When you are ready to move from prototyping to production, GitHub Models integrates seamlessly with Azure AI. You can upgrade to pay-as-you-go pricing without changing your code — just update the endpoint and authentication to use an Azure API key instead of your GitHub token.

Warning: Free-tier rate limits are shared across all models. If you hit the limit with GPT-4o, you will also be rate-limited on other models. Plan your experimentation sessions accordingly, and switch to Azure for production workloads.

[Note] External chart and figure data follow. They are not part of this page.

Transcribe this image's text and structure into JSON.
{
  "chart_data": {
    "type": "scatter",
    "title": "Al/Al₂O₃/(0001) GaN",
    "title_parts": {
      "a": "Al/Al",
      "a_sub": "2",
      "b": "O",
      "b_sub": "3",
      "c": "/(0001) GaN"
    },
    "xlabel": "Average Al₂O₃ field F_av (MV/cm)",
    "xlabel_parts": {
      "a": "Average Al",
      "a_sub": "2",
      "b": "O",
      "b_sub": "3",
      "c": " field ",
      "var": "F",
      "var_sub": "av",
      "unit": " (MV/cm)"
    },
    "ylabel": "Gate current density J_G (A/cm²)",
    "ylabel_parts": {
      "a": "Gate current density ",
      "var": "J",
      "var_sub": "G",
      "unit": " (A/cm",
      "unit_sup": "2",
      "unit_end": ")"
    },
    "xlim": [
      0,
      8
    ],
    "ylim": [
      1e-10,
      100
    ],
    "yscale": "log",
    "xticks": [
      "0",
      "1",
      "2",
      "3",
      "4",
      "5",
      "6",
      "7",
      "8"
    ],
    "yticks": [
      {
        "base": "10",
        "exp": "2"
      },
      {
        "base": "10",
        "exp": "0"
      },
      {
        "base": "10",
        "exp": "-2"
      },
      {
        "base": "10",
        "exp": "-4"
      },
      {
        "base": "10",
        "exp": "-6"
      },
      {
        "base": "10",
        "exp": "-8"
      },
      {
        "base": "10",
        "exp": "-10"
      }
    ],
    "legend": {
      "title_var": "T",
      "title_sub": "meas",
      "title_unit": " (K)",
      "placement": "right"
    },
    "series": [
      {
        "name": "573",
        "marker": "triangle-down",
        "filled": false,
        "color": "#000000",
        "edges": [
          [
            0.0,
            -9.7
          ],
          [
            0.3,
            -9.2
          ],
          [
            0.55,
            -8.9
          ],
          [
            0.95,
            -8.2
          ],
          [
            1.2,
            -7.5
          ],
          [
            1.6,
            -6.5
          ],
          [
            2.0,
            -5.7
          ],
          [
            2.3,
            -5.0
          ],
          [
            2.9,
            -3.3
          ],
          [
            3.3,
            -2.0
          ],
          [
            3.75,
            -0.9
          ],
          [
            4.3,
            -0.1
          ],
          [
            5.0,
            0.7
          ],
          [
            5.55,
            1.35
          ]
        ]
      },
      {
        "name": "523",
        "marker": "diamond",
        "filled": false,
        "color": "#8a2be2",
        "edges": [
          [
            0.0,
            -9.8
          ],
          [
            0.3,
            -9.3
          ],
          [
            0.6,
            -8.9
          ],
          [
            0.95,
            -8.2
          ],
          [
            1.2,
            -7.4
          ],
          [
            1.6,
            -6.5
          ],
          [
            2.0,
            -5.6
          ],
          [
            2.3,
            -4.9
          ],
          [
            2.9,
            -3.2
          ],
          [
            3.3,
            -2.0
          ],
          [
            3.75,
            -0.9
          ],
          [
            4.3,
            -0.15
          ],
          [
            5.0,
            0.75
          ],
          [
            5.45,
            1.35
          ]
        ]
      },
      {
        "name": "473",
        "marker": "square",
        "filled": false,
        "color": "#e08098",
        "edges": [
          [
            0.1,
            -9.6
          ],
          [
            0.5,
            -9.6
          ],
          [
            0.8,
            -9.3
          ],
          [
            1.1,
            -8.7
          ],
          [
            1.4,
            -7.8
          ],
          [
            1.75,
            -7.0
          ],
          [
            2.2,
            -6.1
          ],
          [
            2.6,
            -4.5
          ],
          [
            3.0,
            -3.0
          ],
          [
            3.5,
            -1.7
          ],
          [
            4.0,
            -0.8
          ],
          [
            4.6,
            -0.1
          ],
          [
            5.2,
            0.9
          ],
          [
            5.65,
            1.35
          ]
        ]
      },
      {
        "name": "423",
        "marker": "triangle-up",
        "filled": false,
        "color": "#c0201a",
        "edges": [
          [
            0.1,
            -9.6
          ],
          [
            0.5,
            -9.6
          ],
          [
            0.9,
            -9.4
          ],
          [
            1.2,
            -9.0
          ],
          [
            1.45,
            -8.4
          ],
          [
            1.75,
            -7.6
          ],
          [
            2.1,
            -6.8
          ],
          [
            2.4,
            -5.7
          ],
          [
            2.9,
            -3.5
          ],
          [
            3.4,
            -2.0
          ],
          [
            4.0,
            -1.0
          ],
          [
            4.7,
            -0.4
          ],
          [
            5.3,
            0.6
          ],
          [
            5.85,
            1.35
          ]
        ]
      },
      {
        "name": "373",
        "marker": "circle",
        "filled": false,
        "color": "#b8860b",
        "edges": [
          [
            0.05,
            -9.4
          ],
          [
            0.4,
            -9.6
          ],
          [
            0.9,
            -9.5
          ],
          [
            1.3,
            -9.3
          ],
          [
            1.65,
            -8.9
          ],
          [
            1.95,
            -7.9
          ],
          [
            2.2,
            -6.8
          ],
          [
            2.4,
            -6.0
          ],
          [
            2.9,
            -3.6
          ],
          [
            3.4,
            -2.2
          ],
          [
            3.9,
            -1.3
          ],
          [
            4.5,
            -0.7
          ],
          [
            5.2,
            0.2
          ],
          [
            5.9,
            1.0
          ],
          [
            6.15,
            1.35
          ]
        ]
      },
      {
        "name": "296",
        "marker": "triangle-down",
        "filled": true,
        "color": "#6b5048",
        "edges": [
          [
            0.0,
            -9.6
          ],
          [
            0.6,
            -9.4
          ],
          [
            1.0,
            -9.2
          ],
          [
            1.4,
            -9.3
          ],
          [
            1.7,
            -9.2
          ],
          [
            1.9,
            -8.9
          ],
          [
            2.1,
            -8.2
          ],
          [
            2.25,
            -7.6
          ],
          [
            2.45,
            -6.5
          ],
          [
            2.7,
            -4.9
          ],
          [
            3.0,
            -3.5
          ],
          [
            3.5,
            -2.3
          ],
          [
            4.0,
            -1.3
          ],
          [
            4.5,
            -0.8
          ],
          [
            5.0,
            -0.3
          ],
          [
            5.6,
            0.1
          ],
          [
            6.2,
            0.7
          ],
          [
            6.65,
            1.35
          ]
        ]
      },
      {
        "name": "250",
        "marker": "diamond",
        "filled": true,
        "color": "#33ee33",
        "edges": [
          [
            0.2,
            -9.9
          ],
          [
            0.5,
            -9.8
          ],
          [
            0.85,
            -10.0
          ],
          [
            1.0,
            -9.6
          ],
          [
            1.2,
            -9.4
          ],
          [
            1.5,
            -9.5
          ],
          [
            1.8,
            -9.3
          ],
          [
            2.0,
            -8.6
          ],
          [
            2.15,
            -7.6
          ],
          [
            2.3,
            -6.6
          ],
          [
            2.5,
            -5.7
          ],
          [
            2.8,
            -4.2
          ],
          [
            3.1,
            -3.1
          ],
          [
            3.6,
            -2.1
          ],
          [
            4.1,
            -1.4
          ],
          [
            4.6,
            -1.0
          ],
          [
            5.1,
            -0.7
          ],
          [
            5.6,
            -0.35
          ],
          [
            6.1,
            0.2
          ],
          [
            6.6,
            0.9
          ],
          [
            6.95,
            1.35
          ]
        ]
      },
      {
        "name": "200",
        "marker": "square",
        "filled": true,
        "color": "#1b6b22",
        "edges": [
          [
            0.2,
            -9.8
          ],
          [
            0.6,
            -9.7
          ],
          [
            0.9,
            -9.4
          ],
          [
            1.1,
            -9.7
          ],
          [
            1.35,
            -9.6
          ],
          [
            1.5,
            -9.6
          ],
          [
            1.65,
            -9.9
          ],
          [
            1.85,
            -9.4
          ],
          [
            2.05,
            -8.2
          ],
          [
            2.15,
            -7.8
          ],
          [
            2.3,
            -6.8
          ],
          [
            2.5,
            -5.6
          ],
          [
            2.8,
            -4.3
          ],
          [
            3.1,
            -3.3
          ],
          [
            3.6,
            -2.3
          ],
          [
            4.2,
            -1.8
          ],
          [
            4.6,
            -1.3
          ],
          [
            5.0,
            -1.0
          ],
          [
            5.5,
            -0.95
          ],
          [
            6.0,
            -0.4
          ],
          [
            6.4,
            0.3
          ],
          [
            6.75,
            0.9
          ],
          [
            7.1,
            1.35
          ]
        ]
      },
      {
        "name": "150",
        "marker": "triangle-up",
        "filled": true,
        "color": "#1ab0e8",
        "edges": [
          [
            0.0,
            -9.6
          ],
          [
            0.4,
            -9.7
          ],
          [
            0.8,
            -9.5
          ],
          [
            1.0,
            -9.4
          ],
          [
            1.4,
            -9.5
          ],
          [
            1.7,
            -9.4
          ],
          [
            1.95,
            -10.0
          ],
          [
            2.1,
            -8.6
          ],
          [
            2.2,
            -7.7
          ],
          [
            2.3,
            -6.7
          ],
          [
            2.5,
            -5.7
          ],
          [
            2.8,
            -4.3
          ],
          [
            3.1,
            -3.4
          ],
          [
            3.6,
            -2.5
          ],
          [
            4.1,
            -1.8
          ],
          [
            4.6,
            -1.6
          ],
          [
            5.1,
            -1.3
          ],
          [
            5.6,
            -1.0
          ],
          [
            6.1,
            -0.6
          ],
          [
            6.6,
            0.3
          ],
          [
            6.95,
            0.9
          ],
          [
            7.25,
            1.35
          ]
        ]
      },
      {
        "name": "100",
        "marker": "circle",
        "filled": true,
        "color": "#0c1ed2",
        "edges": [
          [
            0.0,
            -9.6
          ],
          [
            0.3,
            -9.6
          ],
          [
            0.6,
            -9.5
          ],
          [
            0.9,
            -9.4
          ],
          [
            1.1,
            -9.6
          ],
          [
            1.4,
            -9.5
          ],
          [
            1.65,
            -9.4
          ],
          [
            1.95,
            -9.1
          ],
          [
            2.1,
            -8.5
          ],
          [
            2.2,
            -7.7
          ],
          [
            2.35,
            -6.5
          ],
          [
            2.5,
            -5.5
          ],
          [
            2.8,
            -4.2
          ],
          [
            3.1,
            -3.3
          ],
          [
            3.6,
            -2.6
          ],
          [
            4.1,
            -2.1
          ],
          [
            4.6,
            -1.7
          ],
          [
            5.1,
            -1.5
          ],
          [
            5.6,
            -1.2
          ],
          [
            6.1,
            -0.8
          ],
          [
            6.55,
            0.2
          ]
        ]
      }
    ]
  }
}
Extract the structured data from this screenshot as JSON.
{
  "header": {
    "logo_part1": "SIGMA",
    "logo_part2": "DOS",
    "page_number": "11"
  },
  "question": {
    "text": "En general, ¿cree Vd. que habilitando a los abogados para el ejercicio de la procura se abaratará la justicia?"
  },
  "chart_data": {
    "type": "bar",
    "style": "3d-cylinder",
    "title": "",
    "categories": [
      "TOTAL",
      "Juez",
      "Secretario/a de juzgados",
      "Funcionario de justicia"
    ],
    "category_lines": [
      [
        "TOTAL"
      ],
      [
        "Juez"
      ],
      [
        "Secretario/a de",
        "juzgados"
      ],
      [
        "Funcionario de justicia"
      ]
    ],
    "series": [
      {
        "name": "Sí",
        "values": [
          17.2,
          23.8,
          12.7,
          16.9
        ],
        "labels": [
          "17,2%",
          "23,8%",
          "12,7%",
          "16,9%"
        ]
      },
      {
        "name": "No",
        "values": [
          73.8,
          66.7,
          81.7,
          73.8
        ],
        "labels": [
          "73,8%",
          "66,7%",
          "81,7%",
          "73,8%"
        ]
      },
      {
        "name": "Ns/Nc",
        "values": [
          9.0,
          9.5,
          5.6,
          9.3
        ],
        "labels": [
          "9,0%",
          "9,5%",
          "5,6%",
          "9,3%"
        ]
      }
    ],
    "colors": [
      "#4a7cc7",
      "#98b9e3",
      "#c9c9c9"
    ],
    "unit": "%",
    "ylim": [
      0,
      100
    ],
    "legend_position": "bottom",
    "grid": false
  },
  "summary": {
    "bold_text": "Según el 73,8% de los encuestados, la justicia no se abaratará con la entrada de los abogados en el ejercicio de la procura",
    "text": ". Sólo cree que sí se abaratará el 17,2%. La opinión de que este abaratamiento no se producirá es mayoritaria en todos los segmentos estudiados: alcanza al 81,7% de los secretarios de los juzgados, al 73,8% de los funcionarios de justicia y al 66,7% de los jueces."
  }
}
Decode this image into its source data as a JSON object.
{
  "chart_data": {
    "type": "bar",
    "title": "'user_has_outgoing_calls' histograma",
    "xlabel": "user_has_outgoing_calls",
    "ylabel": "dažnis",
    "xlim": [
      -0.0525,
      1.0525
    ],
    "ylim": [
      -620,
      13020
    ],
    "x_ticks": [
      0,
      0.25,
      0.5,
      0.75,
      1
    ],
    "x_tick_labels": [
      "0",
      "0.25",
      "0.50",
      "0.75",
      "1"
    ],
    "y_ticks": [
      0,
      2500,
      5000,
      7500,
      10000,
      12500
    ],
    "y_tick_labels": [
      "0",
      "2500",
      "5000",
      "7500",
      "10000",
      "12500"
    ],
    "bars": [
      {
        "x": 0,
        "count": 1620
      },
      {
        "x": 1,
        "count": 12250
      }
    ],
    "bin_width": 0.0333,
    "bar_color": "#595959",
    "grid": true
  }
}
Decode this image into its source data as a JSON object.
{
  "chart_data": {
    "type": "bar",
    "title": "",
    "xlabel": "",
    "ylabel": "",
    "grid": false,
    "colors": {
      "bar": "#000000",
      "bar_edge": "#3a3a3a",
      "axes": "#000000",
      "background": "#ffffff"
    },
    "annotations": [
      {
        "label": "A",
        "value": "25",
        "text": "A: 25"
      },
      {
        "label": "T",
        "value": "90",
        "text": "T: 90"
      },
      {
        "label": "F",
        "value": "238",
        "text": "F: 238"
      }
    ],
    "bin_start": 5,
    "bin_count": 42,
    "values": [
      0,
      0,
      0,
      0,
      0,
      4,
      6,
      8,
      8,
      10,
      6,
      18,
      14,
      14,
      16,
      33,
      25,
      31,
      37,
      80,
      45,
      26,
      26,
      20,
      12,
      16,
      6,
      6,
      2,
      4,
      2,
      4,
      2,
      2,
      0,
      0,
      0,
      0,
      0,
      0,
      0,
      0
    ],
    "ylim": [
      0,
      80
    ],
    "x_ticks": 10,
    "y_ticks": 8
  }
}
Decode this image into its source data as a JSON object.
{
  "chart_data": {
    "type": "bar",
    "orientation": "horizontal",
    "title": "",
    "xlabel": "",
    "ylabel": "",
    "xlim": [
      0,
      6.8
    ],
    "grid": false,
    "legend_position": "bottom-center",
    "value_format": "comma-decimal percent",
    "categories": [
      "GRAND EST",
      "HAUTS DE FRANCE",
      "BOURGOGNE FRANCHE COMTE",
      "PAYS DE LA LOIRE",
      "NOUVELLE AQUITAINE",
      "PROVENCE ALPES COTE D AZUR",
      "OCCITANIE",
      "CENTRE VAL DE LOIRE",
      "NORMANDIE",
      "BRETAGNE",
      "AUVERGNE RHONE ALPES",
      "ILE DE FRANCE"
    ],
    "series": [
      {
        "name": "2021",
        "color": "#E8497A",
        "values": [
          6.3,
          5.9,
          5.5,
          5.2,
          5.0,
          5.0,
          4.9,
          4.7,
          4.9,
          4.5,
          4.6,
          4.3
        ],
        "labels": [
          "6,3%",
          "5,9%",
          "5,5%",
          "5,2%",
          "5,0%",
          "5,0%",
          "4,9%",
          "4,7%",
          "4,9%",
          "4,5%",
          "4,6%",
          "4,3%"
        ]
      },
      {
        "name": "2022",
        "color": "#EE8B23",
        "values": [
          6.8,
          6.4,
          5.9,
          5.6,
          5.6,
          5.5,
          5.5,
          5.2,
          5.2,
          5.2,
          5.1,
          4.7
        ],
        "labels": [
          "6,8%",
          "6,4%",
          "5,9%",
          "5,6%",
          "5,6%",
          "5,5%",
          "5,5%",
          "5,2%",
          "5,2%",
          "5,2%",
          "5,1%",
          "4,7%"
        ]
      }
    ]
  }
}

Integration with GitHub Copilot

GitHub Models connects directly to GitHub Copilot through the model switching feature. Copilot Pro and Enterprise users can select which underlying model powers their Copilot experience:

  • In VS Code or JetBrains, click the Copilot model selector in the status bar
  • Choose from available models like GPT-4o, Claude 3.5 Sonnet, or o1
  • The selected model is used for both inline completions and Copilot Chat
  • You can switch models mid-session based on your current task

This means the models you test in the GitHub Models playground are the same models you can use directly in your coding workflow through Copilot. Test a model's strengths in the playground, then select it in Copilot for your daily work.

Key takeaway: Use the GitHub Models playground to evaluate models for your specific use cases, then set your preferred model in Copilot for day-to-day coding. Switch to reasoning models like o1 when tackling complex algorithmic problems, and use faster models like GPT-4o mini for routine tasks.